How Carson said NO… to Northern Ireland

He is the Father of Northern Ireland.

But whisper it in Ulster, Sir Edward Carson never wanted the mantle, nor even the country.

A hundred years ago Carson turned down the invitation to become Northern Ireland’s first Prime Minister.

Not that his fellow unionists held it against him.

Instead they erected a statue to him in front of their imposing seat of Government, Stormont in Belfast.

Like much else in Northern Ireland everything and everybody isn’t as straightforward as it seems.

And it  makes them all the more interesting for it.

Carson the Dub

Just like King William of Orange, who isn’t the figure you see on flags and murals on a white charger….

The giveaway is that as a monarch he would have been far back from the River Boyne and would have worn a garter.

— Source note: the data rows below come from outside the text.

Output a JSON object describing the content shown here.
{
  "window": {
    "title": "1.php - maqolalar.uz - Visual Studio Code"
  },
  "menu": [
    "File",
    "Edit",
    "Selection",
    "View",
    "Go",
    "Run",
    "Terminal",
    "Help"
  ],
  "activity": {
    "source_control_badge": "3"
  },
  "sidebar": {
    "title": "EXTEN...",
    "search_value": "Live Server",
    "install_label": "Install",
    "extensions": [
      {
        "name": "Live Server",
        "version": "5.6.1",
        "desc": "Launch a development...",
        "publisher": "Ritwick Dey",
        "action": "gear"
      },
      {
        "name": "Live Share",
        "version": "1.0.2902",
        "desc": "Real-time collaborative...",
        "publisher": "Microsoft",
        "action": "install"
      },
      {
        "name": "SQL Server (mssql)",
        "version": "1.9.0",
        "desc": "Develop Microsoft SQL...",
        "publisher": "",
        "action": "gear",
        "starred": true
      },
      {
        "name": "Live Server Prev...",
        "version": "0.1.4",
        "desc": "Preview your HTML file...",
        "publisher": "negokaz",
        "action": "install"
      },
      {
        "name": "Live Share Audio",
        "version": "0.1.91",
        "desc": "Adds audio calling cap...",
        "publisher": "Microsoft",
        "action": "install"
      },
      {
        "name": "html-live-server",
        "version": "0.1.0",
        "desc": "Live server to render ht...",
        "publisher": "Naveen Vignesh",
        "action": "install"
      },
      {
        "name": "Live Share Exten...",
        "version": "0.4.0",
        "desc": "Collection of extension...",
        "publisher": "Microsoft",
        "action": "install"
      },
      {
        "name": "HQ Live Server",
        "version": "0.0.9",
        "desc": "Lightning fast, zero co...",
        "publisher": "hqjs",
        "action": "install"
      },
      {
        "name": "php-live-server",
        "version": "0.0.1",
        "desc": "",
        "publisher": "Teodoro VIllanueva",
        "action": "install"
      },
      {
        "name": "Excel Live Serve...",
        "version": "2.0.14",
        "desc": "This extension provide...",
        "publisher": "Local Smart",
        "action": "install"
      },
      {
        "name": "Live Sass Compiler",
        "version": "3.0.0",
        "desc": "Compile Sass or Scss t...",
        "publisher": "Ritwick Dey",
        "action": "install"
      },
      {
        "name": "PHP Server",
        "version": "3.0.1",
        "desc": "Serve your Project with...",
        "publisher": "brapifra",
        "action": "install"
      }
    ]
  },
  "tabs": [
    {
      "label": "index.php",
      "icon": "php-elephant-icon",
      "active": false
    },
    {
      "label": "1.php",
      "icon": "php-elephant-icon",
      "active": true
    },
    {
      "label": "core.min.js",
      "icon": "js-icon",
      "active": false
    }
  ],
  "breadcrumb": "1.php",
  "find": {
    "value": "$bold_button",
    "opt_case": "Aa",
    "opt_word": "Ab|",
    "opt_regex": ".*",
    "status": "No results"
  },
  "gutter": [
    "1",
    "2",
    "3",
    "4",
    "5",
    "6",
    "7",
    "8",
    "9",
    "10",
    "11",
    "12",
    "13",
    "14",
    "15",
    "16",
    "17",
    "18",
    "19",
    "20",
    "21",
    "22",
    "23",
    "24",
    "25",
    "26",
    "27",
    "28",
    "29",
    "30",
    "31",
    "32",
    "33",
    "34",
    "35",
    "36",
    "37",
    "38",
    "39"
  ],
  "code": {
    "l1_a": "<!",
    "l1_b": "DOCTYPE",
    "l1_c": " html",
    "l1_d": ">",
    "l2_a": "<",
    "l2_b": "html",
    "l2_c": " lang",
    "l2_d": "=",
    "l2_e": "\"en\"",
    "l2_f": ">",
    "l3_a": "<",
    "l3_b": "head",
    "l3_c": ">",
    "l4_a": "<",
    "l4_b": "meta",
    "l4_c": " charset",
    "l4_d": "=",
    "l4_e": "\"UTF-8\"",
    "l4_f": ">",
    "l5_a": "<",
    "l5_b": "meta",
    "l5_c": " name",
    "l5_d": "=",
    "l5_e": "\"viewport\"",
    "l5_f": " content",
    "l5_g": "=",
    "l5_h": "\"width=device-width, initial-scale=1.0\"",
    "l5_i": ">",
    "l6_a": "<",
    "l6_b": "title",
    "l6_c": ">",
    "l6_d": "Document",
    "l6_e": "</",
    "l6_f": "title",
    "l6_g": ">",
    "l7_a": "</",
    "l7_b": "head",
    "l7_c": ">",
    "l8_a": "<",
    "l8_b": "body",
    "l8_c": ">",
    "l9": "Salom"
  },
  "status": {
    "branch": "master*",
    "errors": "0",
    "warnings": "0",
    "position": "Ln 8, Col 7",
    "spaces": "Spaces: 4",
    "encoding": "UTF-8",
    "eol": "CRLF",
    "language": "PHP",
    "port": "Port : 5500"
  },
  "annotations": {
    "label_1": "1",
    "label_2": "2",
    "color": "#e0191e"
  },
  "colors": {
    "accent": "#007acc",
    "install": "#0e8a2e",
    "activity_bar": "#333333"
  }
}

And you don’t need to do much digging to see that Carson never wanted the creation of Northern Ireland and supported a united Ireland.

Toby Carson, a teacher in the south of England, recalled that his great-grandfather had just sired a son a year before to his young wife.

And he wanted to devote his attentions to them while also holding out for a major legal position.

Carson was a leading legal light of his day.

That’s Wilde

And he even cross-examined his fellow Irishman Oscar Wilde in the case which led to the poet being sent to Reading Gaol.

The Great Carson was no Ulsterman it must be said.

A Dubliner, who spoke Irish and played Gaelic Sports as a child he lived in the south of England.

But he always remained in high demand in the new partitioned country he neither lived in nor wanted to lead.

So that when the Northerners asked him to grace Stormont with his presence when they put up the famous clenched fist statue he obliged.

On a podium

A man after my own heart… and I have just the spot atop Bray Head in Co. Wicklow instead of that cross.

Belfast, the city which eulogises Carson, is well worth a reccie around, either on an educational black taxi tour, the Museum of Orange Heritage and Stormont itself.

While if you’re of the Republican persuasion then check out the Irish Republican History Museum, though Carson would spin in his grave.